Government-subsidised food shops are overcrowded with people as prices of food and other essentials continued to increase, severely affecting people’s purchasing capacity.
Although subsidised shops are usually visited by the poor, the presence of middle class people is gradually increasing there.
Economists said that falling income coupled with soaring food prices forced the people to scramble for subsidised food.

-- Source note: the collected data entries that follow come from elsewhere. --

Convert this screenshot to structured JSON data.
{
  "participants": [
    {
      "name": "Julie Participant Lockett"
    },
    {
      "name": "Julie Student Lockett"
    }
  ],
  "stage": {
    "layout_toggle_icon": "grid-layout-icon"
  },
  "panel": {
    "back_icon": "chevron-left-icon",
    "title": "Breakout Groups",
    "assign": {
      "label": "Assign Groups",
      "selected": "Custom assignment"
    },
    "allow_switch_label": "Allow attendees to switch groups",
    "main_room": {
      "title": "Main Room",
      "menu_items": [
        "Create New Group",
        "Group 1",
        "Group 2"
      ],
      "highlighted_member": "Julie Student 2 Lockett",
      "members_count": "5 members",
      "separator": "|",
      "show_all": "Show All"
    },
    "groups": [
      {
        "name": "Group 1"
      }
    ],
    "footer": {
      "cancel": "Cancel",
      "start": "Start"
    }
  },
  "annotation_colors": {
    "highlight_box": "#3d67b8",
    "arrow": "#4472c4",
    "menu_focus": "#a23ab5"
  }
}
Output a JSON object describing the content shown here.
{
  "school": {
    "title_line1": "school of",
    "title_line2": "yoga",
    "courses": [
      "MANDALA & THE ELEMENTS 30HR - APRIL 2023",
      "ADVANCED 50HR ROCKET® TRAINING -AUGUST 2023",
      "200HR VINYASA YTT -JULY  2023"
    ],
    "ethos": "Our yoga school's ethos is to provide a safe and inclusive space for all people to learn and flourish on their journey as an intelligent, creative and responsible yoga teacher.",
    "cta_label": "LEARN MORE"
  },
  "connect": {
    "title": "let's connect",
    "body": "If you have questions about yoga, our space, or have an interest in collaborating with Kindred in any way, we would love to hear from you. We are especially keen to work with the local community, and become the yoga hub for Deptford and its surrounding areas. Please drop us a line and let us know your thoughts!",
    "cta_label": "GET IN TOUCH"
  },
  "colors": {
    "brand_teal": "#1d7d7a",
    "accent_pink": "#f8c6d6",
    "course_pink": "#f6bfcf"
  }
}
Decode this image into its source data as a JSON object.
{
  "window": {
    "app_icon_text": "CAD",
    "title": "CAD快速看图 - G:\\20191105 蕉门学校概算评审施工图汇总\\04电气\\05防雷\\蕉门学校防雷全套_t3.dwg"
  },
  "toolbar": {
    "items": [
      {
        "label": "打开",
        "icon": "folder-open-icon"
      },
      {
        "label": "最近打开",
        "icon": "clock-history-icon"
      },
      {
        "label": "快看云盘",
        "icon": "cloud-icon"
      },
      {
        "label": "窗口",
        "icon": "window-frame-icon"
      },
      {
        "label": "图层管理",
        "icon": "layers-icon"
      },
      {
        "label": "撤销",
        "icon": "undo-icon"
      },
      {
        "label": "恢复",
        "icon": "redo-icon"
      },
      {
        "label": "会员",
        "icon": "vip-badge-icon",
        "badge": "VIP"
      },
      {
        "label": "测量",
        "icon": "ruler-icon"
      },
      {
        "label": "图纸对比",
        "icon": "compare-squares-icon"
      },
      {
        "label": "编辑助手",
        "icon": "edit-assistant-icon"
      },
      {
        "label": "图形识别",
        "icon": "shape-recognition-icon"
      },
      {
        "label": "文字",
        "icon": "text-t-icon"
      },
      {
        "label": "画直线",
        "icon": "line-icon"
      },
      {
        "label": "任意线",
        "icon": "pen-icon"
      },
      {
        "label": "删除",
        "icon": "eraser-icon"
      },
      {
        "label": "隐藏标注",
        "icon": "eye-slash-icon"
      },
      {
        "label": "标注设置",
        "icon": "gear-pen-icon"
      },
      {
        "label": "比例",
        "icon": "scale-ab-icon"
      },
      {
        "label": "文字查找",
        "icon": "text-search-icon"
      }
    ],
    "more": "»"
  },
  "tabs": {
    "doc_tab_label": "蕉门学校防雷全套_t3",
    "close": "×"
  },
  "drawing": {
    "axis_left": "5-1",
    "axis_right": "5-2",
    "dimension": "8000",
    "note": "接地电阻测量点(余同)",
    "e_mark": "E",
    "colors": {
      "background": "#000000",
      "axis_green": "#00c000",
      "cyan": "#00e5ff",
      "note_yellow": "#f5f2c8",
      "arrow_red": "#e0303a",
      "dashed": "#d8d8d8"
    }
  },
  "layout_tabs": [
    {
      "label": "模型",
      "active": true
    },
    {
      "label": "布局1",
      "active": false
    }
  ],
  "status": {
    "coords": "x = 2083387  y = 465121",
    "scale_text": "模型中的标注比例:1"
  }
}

Making life even more difficult for the people, the government from Thursday increased prices of subsidised sugar and edible oil by Tk 5 and Tk 10 a kilogram respectively.
A litre of soya bean oil now costs Tk 100, a kilogram of sugar Tk 55, a kilogram of red lentil Tk 55, a kilogram of onion Tk 20 and a kilogram of chickpeas at Tk 55 at subsidised shops operated by the Trading Corporation of Bangladesh.
‘Yet again the government makes it clear that it cares little about people,’ Bangladesh Institute of Development Studies professorial fellow M Asaduzzaman told New Age, reacting to the latest increase of subsidised food price.
Economists said that food prices usually shot up ahead of Ramadan as demands increase but the government should have taken special measures to keep the price under control amid the novel virus outbreak.
On April 1, coarse rice, flour, potato, edible oil, beef, chicken, sugar, packaged powder milk and condiments were costlier compared with their prices on the same day the year before.
Some of the items saw close to 50 per cent increase in price.
The current market price of a kilogram of coarse rice is Tk 48 while a kilogram of onion costs up to Tk 35, red lentil up to Tk 140, sugar Tk 70 and edible oil Tk 121, according to TCB.
People however may need to spend more depending on the market they are buying from as the price of onion was found selling at Tk 45 a kilogram at places while edible oil at Tk 140.
‘It seems as if the government does not know how hard life has become due to the health crisis.’ said Sheuly, a resident of Maddha Badda, referring to the increase in subsidized food price.
The supply of subsidised food was so inadequate that Sheuly returned empty-handed on most of the days she tried to buy essentials save for only two days in the month of March.
Economist MM Akash said that there must be many new faces in the crowd for the number of poor doubled following the first wave of the coronavirus infections.
‘Many more new faces are likely to join the crowd soon with the second wave of coronavirus outbreak unfolding,’ he said.
A total of 500 truck-mounted subsidised shops are operating six days a week except for public holidays across Bangladesh with each truck targeting to reach about 400 families with minimum 2 kilograms of each of the items.
Only 100 shops are operating in Dhaka where four million people live in slums in two Dhaka city corporations areas alone.
‘I need everything, and I am going to buy as much as I can,’ said Probhakor Mallick, when asked what he plans to buy at a subsidised shop in Tejgaon.
Probhakor was standing in a crowd where people hardly cared about social distancing and wearing masks.
Centre for Policy Dialogue distinguished fellow Professor Mustafizur Rahman said that increase in food price was the last thing people expected at this time of crisis.
‘Poor spend half of their income buying food. They get in deep trouble when food prices rise,’ he said.
TCB spokesperson Humayun Kabir said that they had to adjust prices keeping up with the market to prevent misuse of food.